Built up over the past 15 years via Richard Green, it covers the artist’s output from the 1930s, with the classic, peopled industrial scene The interval, through to the simple but striking image of 1962, Three children.

While all the works in this captivating exhibition, which continues until June 12, are worthy of contemplation, one canvas in particular captures everything we associate with an archetypal Lowry.

This complex, panoramic composition, A Lancashire Town, has so much that attracts the eye, particularly the tall building on the left with the sloping roof.

Exhibited at the 1951 Lowry retrospective at Salford City Art Gallery and illustrated in LS Lowry: Conversation Pieces by Andras Kalman and Andrew Lambirth, this stunning work, painted in the artist’s austere basic palette of Prussian blue, vermillion, yellow ochre, ivory, black and flake white, carries a price of £1.1m.

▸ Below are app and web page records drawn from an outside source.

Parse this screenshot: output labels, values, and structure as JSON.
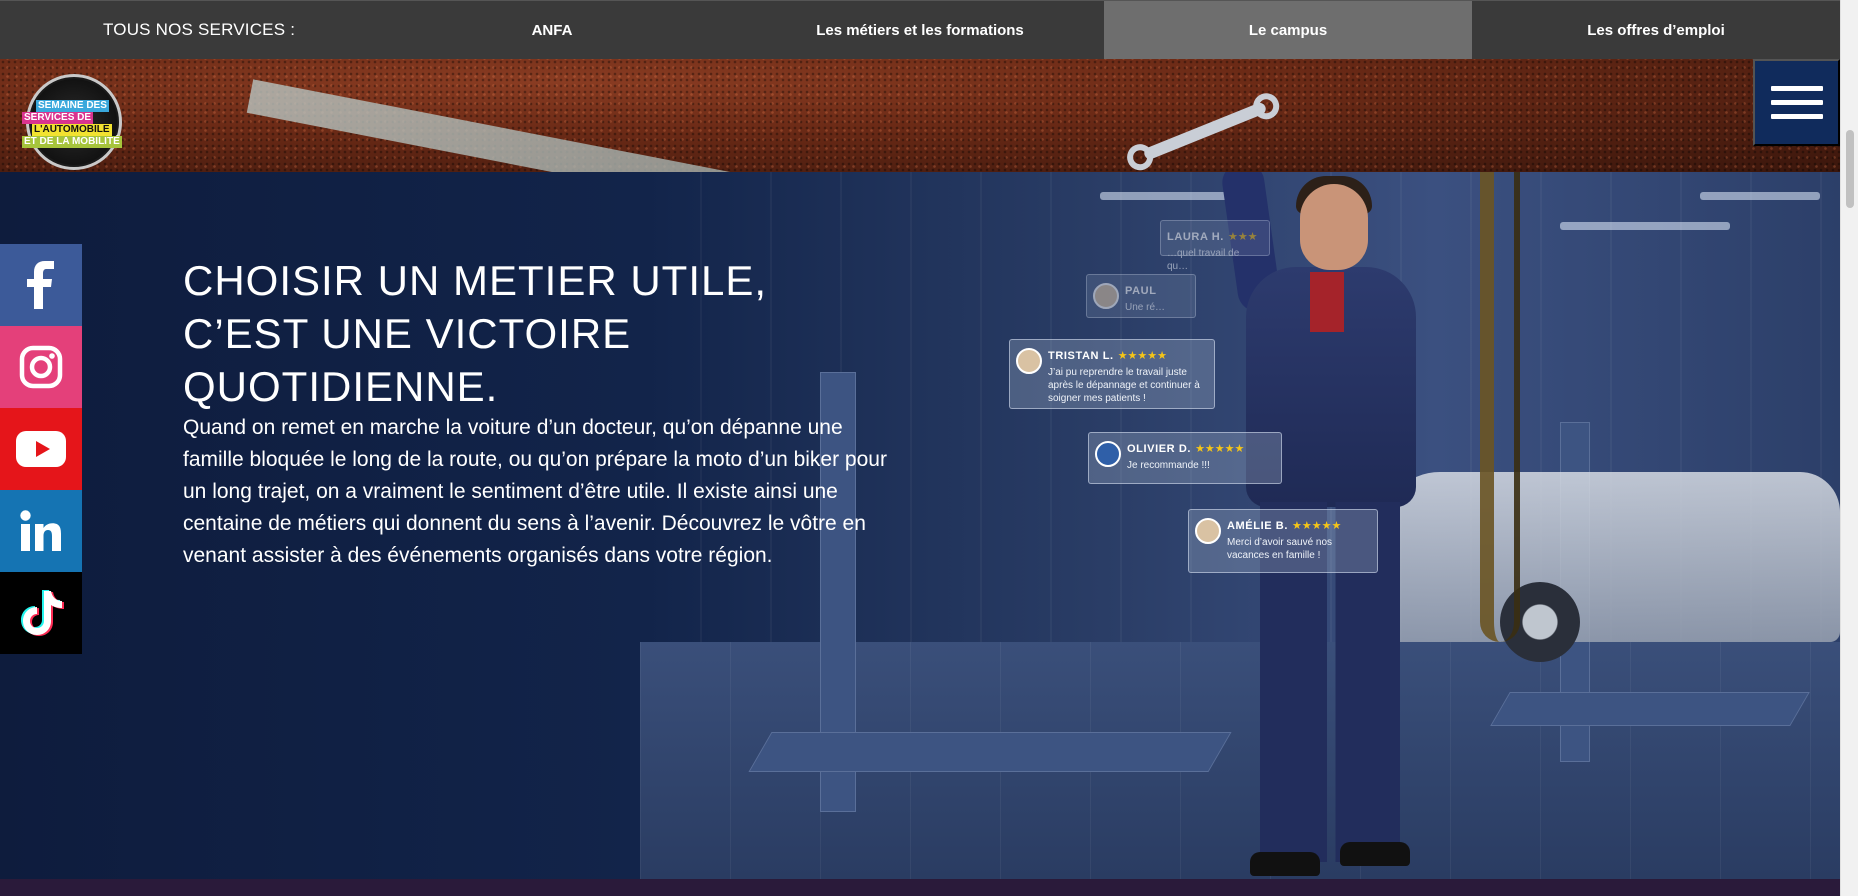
{
  "topbar": {
    "title": "TOUS NOS SERVICES :",
    "items": [
      {
        "label": "ANFA",
        "active": false
      },
      {
        "label": "Les métiers et les formations",
        "active": false
      },
      {
        "label": "Le campus",
        "active": true
      },
      {
        "label": "Les offres d’emploi",
        "active": false
      }
    ]
  },
  "logo": {
    "line1": "SEMAINE DES",
    "line2": "SERVICES DE",
    "line3": "L'AUTOMOBILE",
    "line4": "ET DE LA MOBILITÉ"
  },
  "menu": {
    "icon": "hamburger-menu-icon"
  },
  "hero": {
    "headline": "CHOISIR UN METIER UTILE, C’EST UNE VICTOIRE QUOTIDIENNE.",
    "body": "Quand on remet en marche la voiture d’un docteur, qu’on dépanne une famille bloquée le long de la route, ou qu’on prépare la moto d’un biker pour un long trajet, on a vraiment le sentiment d’être utile. Il existe ainsi une centaine de métiers qui donnent du sens à l’avenir. Découvrez le vôtre en venant assister à des événements organisés dans votre région."
  },
  "reviews": [
    {
      "name": "LAURA H.",
      "stars": "★★★",
      "text": "…quel travail de qu…"
    },
    {
      "name": "PAUL",
      "stars": "",
      "text": "Une ré…"
    },
    {
      "name": "TRISTAN  L.",
      "stars": "★★★★★",
      "text": "J’ai pu reprendre le travail juste après le dépannage et continuer à soigner mes patients !"
    },
    {
      "name": "OLIVIER  D.",
      "stars": "★★★★★",
      "text": "Je recommande !!!"
    },
    {
      "name": "AMÉLIE  B.",
      "stars": "★★★★★",
      "text": "Merci d’avoir sauvé nos vacances en famille !"
    }
  ],
  "social": [
    {
      "name": "facebook-icon",
      "color": "#3c5a99"
    },
    {
      "name": "instagram-icon",
      "color": "#e4407a"
    },
    {
      "name": "youtube-icon",
      "color": "#e5151a"
    },
    {
      "name": "linkedin-icon",
      "color": "#1574b3"
    },
    {
      "name": "tiktok-icon",
      "color": "#000000"
    }
  ],
  "colors": {
    "topbar_bg": "#3a3a3a",
    "topbar_active": "#6e6e6e",
    "menu_button_bg": "#102b5c",
    "hero_bg": "#0f1d3c",
    "star": "#f5c518"
  }
}
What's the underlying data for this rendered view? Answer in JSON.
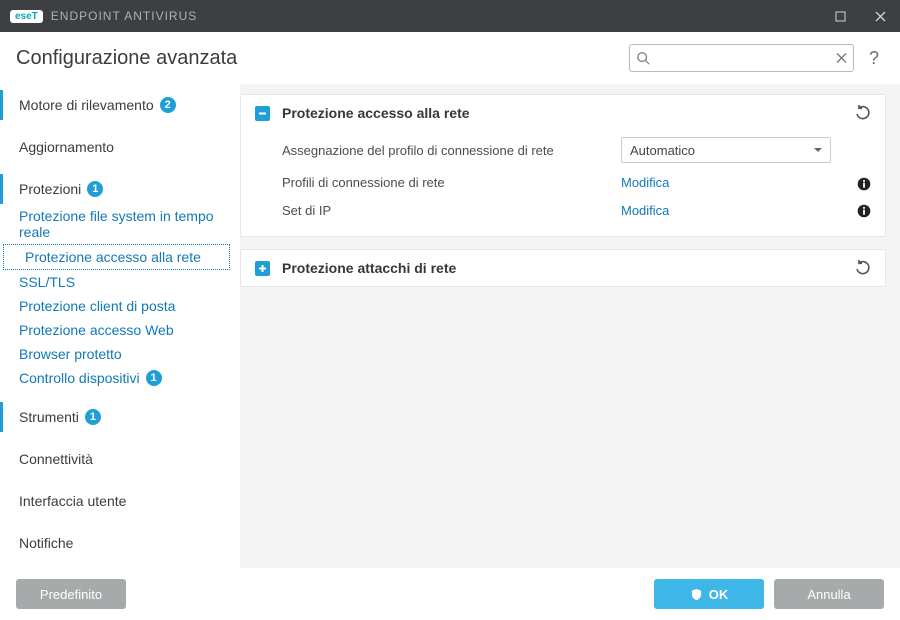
{
  "brand": {
    "logo_text": "eseT",
    "product": "ENDPOINT ANTIVIRUS"
  },
  "window": {
    "maximize_label": "maximize",
    "close_label": "close"
  },
  "header": {
    "title": "Configurazione avanzata",
    "search_placeholder": "",
    "help_label": "?"
  },
  "sidebar": {
    "items": [
      {
        "label": "Motore di rilevamento",
        "badge": "2"
      },
      {
        "label": "Aggiornamento"
      },
      {
        "label": "Protezioni",
        "badge": "1"
      },
      {
        "label": "Protezione file system in tempo reale"
      },
      {
        "label": "Protezione accesso alla rete"
      },
      {
        "label": "SSL/TLS"
      },
      {
        "label": "Protezione client di posta"
      },
      {
        "label": "Protezione accesso Web"
      },
      {
        "label": "Browser protetto"
      },
      {
        "label": "Controllo dispositivi",
        "badge": "1"
      },
      {
        "label": "Strumenti",
        "badge": "1"
      },
      {
        "label": "Connettività"
      },
      {
        "label": "Interfaccia utente"
      },
      {
        "label": "Notifiche"
      }
    ]
  },
  "panels": {
    "net_access": {
      "title": "Protezione accesso alla rete",
      "rows": {
        "profile_assign": {
          "label": "Assegnazione del profilo di connessione di rete",
          "value": "Automatico"
        },
        "conn_profiles": {
          "label": "Profili di connessione di rete",
          "action": "Modifica"
        },
        "ip_sets": {
          "label": "Set di IP",
          "action": "Modifica"
        }
      }
    },
    "net_attack": {
      "title": "Protezione attacchi di rete"
    }
  },
  "footer": {
    "default_btn": "Predefinito",
    "ok_btn": "OK",
    "cancel_btn": "Annulla"
  }
}
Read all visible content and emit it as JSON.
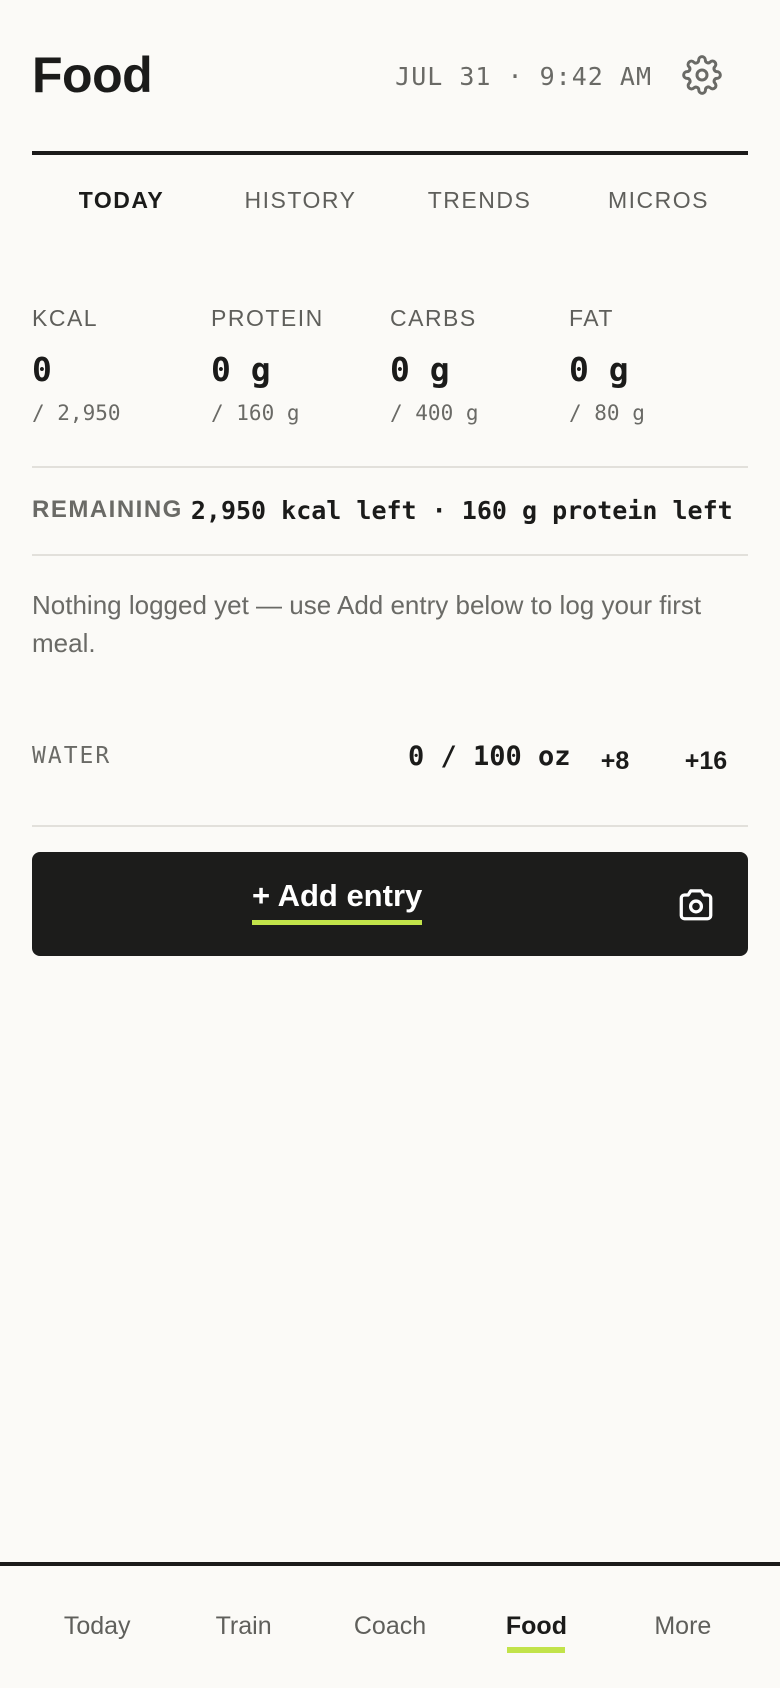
{
  "header": {
    "title": "Food",
    "datetime": "JUL 31 · 9:42 AM",
    "settings_icon": "gear-icon"
  },
  "tabs": [
    {
      "label": "TODAY",
      "active": true
    },
    {
      "label": "HISTORY",
      "active": false
    },
    {
      "label": "TRENDS",
      "active": false
    },
    {
      "label": "MICROS",
      "active": false
    }
  ],
  "macros": [
    {
      "label": "KCAL",
      "value": "0",
      "target": "/ 2,950"
    },
    {
      "label": "PROTEIN",
      "value": "0 g",
      "target": "/ 160 g"
    },
    {
      "label": "CARBS",
      "value": "0 g",
      "target": "/ 400 g"
    },
    {
      "label": "FAT",
      "value": "0 g",
      "target": "/ 80 g"
    }
  ],
  "remaining": {
    "label": "REMAINING",
    "text": "2,950 kcal left · 160 g protein left"
  },
  "empty_message": "Nothing logged yet — use Add entry below to log your first meal.",
  "water": {
    "label": "WATER",
    "count": "0 / 100 oz",
    "buttons": [
      "+8",
      "+16"
    ]
  },
  "add_entry": {
    "label": "+ Add entry",
    "camera_icon": "camera-icon"
  },
  "bottom_nav": [
    {
      "label": "Today",
      "active": false
    },
    {
      "label": "Train",
      "active": false
    },
    {
      "label": "Coach",
      "active": false
    },
    {
      "label": "Food",
      "active": true
    },
    {
      "label": "More",
      "active": false
    }
  ],
  "colors": {
    "accent": "#c2e34a",
    "background": "#fbfaf7",
    "ink": "#1b1b1a",
    "muted": "#6a6a66"
  }
}
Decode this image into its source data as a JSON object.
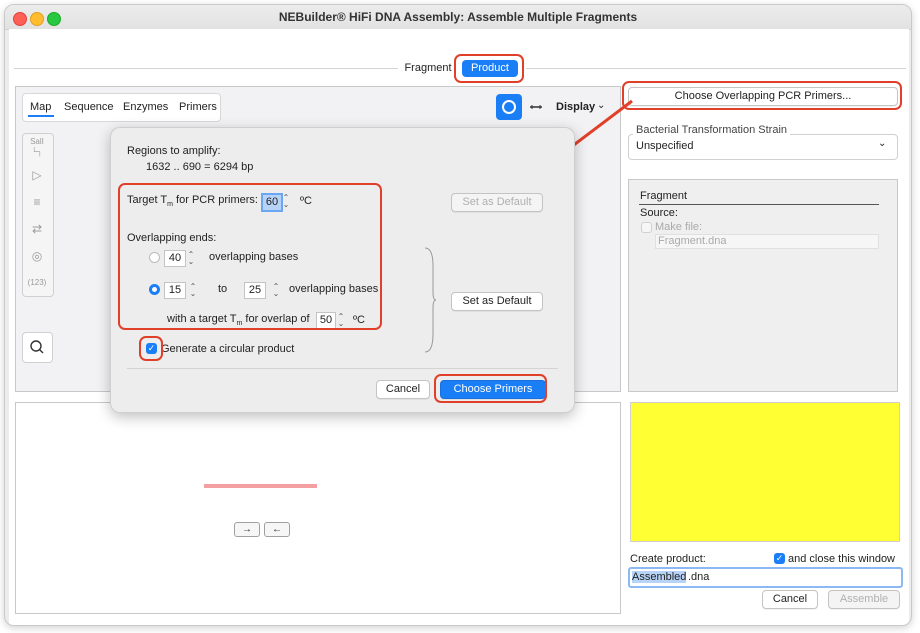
{
  "window": {
    "title": "NEBuilder® HiFi DNA Assembly: Assemble Multiple Fragments"
  },
  "segment": {
    "fragment": "Fragment",
    "product": "Product"
  },
  "map_tabs": [
    "Map",
    "Sequence",
    "Enzymes",
    "Primers"
  ],
  "display": {
    "label": "Display"
  },
  "tools": {
    "sall": "SalI",
    "num": "(123)"
  },
  "right": {
    "choose_overlapping": "Choose Overlapping PCR Primers...",
    "strain_label": "Bacterial Transformation Strain",
    "strain_value": "Unspecified",
    "fragment_title": "Fragment",
    "source_label": "Source:",
    "make_file_label": "Make file:",
    "make_file_value": "Fragment.dna",
    "create_product_label": "Create product:",
    "close_window_label": "and close this window",
    "product_name_selected": "Assembled",
    "product_name_ext": ".dna",
    "cancel": "Cancel",
    "assemble": "Assemble",
    "preview_color": "#ffff33"
  },
  "popover": {
    "regions_label": "Regions to amplify:",
    "regions_value": "1632 .. 690  =  6294 bp",
    "target_tm_label": "Target T",
    "target_tm_sub": "m",
    "target_tm_rest": " for PCR primers:",
    "target_tm_value": "60",
    "unit_c": "ºC",
    "overlapping_ends": "Overlapping ends:",
    "opt1_value": "40",
    "opt1_label": "overlapping bases",
    "opt2_from": "15",
    "opt2_to_label": "to",
    "opt2_to": "25",
    "opt2_label": "overlapping bases",
    "overlap_tm_label_a": "with a target T",
    "overlap_tm_sub": "m",
    "overlap_tm_label_b": " for overlap of",
    "overlap_tm_value": "50",
    "generate_circular": "Generate a circular product",
    "set_default_1": "Set as Default",
    "set_default_2": "Set as Default",
    "cancel": "Cancel",
    "choose_primers": "Choose Primers"
  },
  "colors": {
    "accent": "#1a7ff7",
    "annotation": "#e0402a",
    "fragment_bar": "#f4a0a0"
  }
}
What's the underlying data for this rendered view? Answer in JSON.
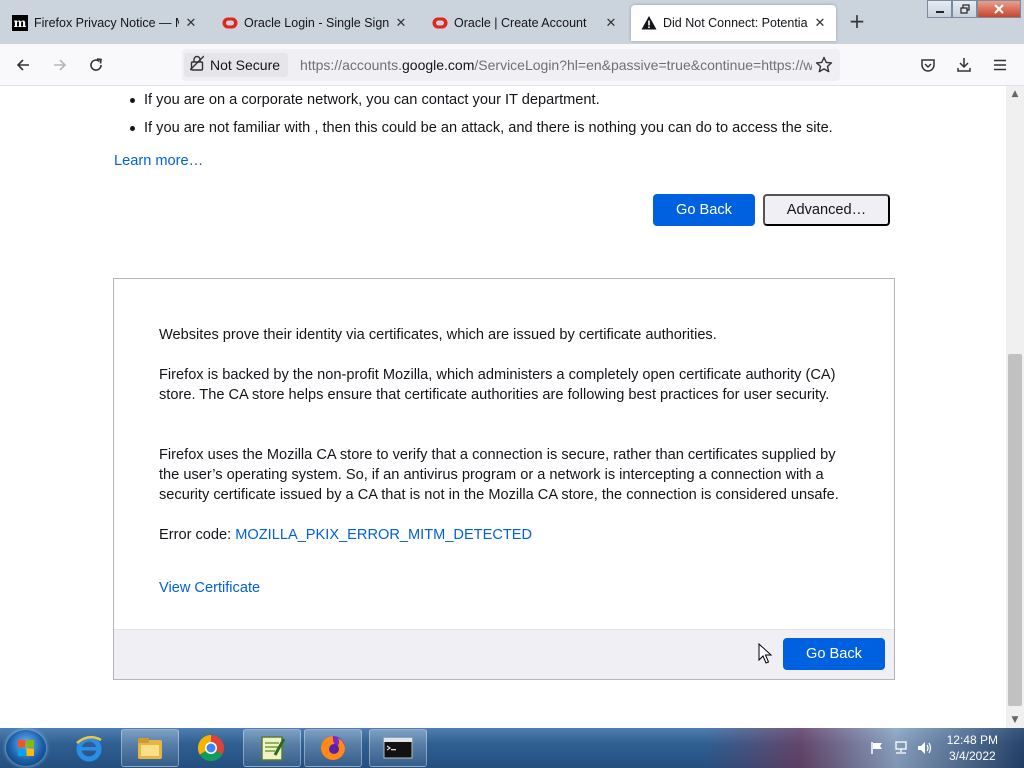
{
  "window": {
    "tabs": [
      {
        "title": "Firefox Privacy Notice — Mo",
        "icon": "mozilla-m-icon",
        "active": false
      },
      {
        "title": "Oracle Login - Single Sign On",
        "icon": "oracle-icon",
        "active": false
      },
      {
        "title": "Oracle | Create Account",
        "icon": "oracle-icon",
        "active": false
      },
      {
        "title": "Did Not Connect: Potential S",
        "icon": "warning-icon",
        "active": true
      }
    ],
    "new_tab_label": "+",
    "close_glyph": "✕"
  },
  "navbar": {
    "not_secure_label": "Not Secure",
    "url_prefix": "https://accounts.",
    "url_host": "google.com",
    "url_suffix": "/ServiceLogin?hl=en&passive=true&continue=https://w"
  },
  "page": {
    "bullets": [
      "If you are on a corporate network, you can contact your IT department.",
      "If you are not familiar with , then this could be an attack, and there is nothing you can do to access the site."
    ],
    "learn_more": "Learn more…",
    "go_back_label": "Go Back",
    "advanced_label": "Advanced…",
    "advanced_panel": {
      "para1": "Websites prove their identity via certificates, which are issued by certificate authorities.",
      "para2": "Firefox is backed by the non-profit Mozilla, which administers a completely open certificate authority (CA) store. The CA store helps ensure that certificate authorities are following best practices for user security.",
      "para3": "Firefox uses the Mozilla CA store to verify that a connection is secure, rather than certificates supplied by the user’s operating system. So, if an antivirus program or a network is intercepting a connection with a security certificate issued by a CA that is not in the Mozilla CA store, the connection is considered unsafe.",
      "error_code_label": "Error code: ",
      "error_code": "MOZILLA_PKIX_ERROR_MITM_DETECTED",
      "view_certificate": "View Certificate",
      "go_back_label": "Go Back"
    }
  },
  "taskbar": {
    "items": [
      {
        "name": "internet-explorer-icon",
        "open": false
      },
      {
        "name": "file-explorer-icon",
        "open": true
      },
      {
        "name": "chrome-icon",
        "open": false
      },
      {
        "name": "notepad-plus-icon",
        "open": true
      },
      {
        "name": "firefox-icon",
        "open": true
      },
      {
        "name": "command-prompt-icon",
        "open": true
      }
    ],
    "clock_time": "12:48 PM",
    "clock_date": "3/4/2022"
  },
  "colors": {
    "primary_button": "#0061e0",
    "link": "#0060df",
    "tabstrip": "#cbd3dd"
  }
}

IF the stunning Richard Green exhibition is not enough for Lowryholics, then Christie’s King Street have a dozen pencil drawings and nine oils by the artist in their 20th Century British Art sale on June 4.

Offered as one lot is a well-worn, stuffed toy Pooh Bear and Lowry’s 12 x 9in (30.5 x 22.8cm) oil-on-canvas of the subject. The bear belonged to the daughter of one of the artist’s friends, and when Lowry stayed with the family during Christmas 1945 he used Pooh as a model for the painting.

The lot carries an estimate of £12,000-18,000.